What is the fascination with 'spins'
Charles Curley
charlescurley at charlescurley.com
Mon Feb 5 14:12:27 UTC 2007
On Sun, Feb 04, 2007 at 08:19:45PM +0000, monty19@ hotmail.com wrote:
>
> Personally, I think having separate ISO images for Desktop,
> Developer, Server, KDE, and whatever else is a pretty silly idea.
I agree. I've been using Unix since before some of the folks around
here were in diapers, and I've always had at least one box that was
"desktop" and "server" and several other functions combined. I find
the whole "desktop" and "server" distinction artificial, naive and
useless. For example, I've always had an FTP server on my "desktop",
and added an HTTP server shortly after the NCSA released what has
since become Apache.
A few questions, then:
* Methinks this approach produces a lot of overlap. For any "spin",
you need a kernel, you need X, etc. Do I then need to pull in
several different CDs or DVDs, one for each "spin"? Or will there
be, say, a "minimum" CD, then a CD (or two) for desktop, and another
for server?
* I usually set up an NFS mount for installations. Until now I've put
all three or four CDs into that directory, and away I go. How does
this "spin" stuff affect NFS mount installations: do I throw the
multiple DVD images into one directory and export that, do do I
export multiple directories?
* I maintain a local base repo, using the DVD images via a loopback
mount. Once installation is complete, how do I set up my base repo(s)?

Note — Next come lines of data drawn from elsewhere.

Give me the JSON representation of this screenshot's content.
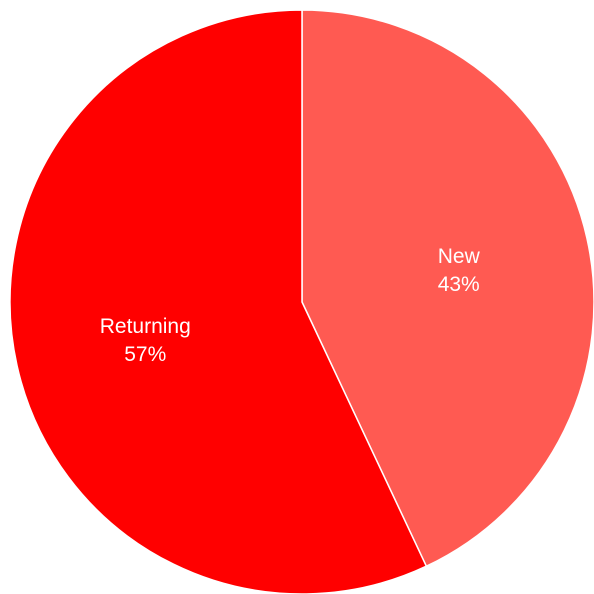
{
  "chart_data": {
    "type": "pie",
    "slices": [
      {
        "label": "New",
        "value": 43,
        "display": "43%",
        "color": "#ff5a52"
      },
      {
        "label": "Returning",
        "value": 57,
        "display": "57%",
        "color": "#ff0000"
      }
    ],
    "start_angle_deg": 0,
    "direction": "clockwise",
    "separator_color": "#ffffff"
  }
}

* I have, until now, had enough spare capacity on my laptop to keep a
DVD install image on it. I can carry one CD and my laptop, and I can
install Fedora for any use anywhere. Does this "spin" approach break
that capability?
Yes, I know there will be the ability to roll my own distribution
(which is vaporware at this point). So now, in addition to the time
it takes to pull in multiple CD/DVD images, do I now get to spend
more time creating my "custom" disty? Great, that's just what I
need: another computer maintenance job.
* How does this affect users in poor countries, where neither
bandwidth nor hard drive space are cheap? Even with the ability to
roll one's own distribution, how many poor country users do these
costs price Fedora beyond reach?
I don't need immediate answers to these questions, but I would like
some assurance that they have been brought up and addressed.